In vivo, simultaneous administration of αGalCer and sulfatide tended to skew the cytokine response ratio more toward IL-13 production, consistent with the role of IL-13 in NKT-mediated immunoregulation. Most importantly, sulfatide inhibited the protective effect of αGalCer in vivo in two different tumor models. In the 15-12RM fibrosarcoma model, αGalCer completely prevented tumor recurrence, whereas sulfatide had no effect or somewhat accelerated tumor growth. However, when sulfatide was given shortly after αGalCer administration, it completely abrogated the protection induced by αGalCer [98]. Likewise, in the CT26 colon carcinoma lung metastasis model, αGalCer completely protected the mice, whereas sulfatide increased the number of tumor nodules. When sulfatide was given shortly after αGalCer, it reduced but did not completely eliminate the protective effect [98]. Thus, in both tumor models in vivo, stimulation of type II NKT cells with sulfatide can reduce or eliminate the protective effect of stimulation of type I NKT cells with αGalCer. This counter-regulation may be direct or indirect, and its mechanism needs to be further explored. It does not appear to be cytokine mediated, based on experiments with culture supernatants and inhibitory antibodies.
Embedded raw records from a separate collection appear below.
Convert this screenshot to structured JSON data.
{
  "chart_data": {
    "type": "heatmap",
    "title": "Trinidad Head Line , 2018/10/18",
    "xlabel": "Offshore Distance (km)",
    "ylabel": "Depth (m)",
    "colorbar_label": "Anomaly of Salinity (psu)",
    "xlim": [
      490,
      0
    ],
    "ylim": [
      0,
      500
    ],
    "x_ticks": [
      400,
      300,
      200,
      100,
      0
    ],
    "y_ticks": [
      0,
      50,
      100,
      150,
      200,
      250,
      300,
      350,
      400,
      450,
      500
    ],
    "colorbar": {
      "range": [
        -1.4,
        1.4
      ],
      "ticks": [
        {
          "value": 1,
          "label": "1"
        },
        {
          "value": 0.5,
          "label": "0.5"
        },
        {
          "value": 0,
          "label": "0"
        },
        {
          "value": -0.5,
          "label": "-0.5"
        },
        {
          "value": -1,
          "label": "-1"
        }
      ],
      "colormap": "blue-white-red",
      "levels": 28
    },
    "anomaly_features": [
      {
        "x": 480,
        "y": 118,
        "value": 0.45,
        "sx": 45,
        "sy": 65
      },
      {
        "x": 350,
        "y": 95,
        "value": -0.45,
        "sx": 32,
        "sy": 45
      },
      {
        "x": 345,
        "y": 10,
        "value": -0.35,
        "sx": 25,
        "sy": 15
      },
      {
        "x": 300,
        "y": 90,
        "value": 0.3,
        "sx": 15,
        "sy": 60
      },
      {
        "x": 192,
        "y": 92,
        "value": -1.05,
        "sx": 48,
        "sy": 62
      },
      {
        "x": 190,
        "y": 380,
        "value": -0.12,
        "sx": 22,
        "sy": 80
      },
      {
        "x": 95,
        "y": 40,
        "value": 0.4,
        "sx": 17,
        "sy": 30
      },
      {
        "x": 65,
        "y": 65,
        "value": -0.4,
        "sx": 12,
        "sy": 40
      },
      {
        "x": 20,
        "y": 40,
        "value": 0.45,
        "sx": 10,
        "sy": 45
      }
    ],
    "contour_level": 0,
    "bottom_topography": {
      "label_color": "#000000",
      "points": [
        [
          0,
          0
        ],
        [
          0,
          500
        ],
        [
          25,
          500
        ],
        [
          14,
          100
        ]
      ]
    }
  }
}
Further, Halder et al recently found a suppression of type I NKT cells by type II NKT cells in a hepatitis model mediated through an effect on plasmacytoid dendritic cells [103]. Conversely, suppression by type II NKT cells was increased in the absence of type I NKT cells in Jα18 KO mice [98]. Overall, whether direct or indirect, we conclude that type I and type II NKT cells counter-regulate each other in tumor immunity. In doing so, they form a new immunoregulatory axis, analogous to that of Th1 and Th2 cells that counter-regulate each other [96]. Studies are underway to determine the relationship between this immunoregulatory axis and CD4+CD25+ T reg cells, as well as what determines which regulatory mechanism predominates in any particular tumor situation. This axis may have profound implications for other immune responses in addition to anti-tumor immunity, because of the pivotal role played by NKT cells in initiating the adaptive immune response. Therefore, altering the balance along this axis could have a significant impact on other natural immune responses to cancer or infection, and could influence the outcome of vaccination.